Он мельком глянул мне в глаза, потом окинул взглядом с головы до ног и чуть отодвинулся.

– Ногмальные, зеленые какие-то, вгоде. Не знаю. А почему ты такие вопгосы задаешь? Пги чем тут цвет глаз?

– Да потому что у тебя они, например, сейчас белые, как молоко, – сказал я.

– Что?

– Не веришь, сам убедись. У тебя телефон с собой?

Роясь в карманах, он усмехнулся.

– У тебя, Никита, тоже с кгышей сегодня не все в погядке, ты знаешь?

Я пожал плечами, наблюдая за его суетливыми поисками и включениями телефона. Наконец он включил фронтальную камеру и посмотрел на себя, как в зеркало. Долго смотрел, несколько секунд, наверное, то отдаляя, то приближая телефон к лицу. Я затаил дыхание. Не заметно, чтобы он сильно удивился.

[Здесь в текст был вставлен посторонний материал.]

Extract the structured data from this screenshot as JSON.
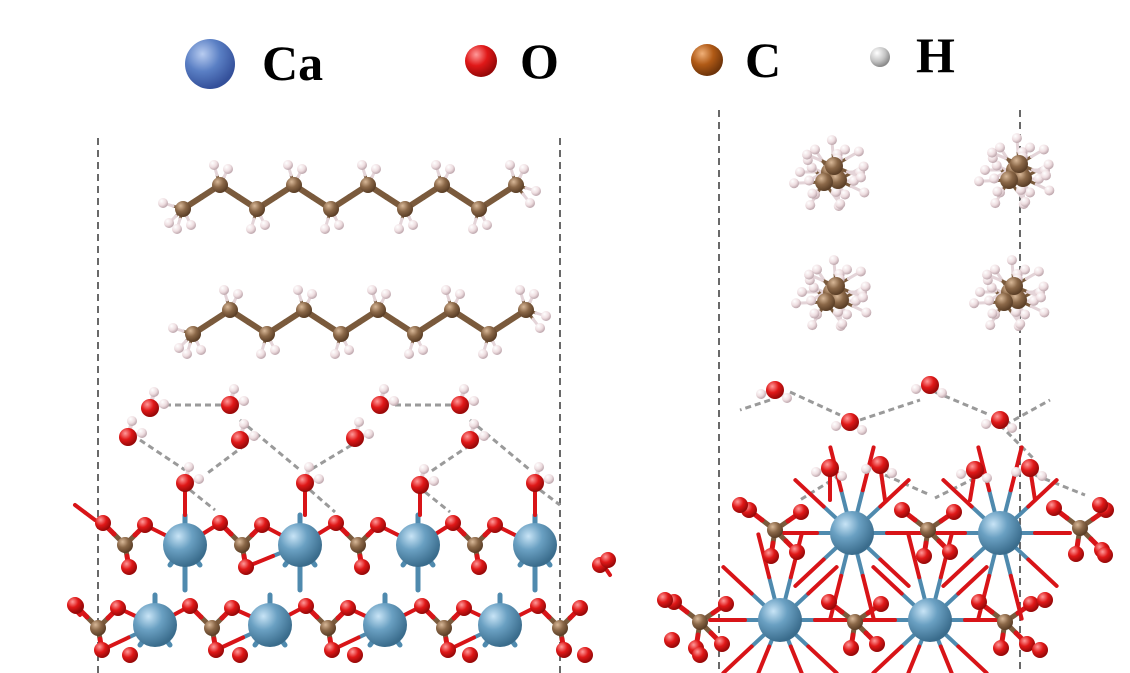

Он посмотрел на меня поверх телефона.

– Это что, Никита, такие шутки у тебя? Глупые, я тебе скажу.

– Так что ты увидел?

– Что, что… Глаза свои увидел, что же еще?

– И?

– И что? Что ты хочешь от меня услышать? Ногмальные они у меня, обычные! – и тыкает мне в лицо снимок со своего телефона. На селфи видно, что глаза белые. Я задаю естественный вопрос:

– И это по-твоему нормальные глаза?

Он сокрушенно вздыхает, оглядывается на дверь подъезда, обращается ко мне.

– Может мы уже пойдем отсюда? Я домой хочу.

– Пошли, – сказал я, и меня осенила новая догадка. Значит, измененные или зараженные сами не видят в себе изменений, не чувствуют заражения. Что это за болезнь такая? Голова кругом…

В это время Серый вышел на тротуар под моросящий дождь и оглядывался по сторонам. Лицо выражало тревогу и растерянность.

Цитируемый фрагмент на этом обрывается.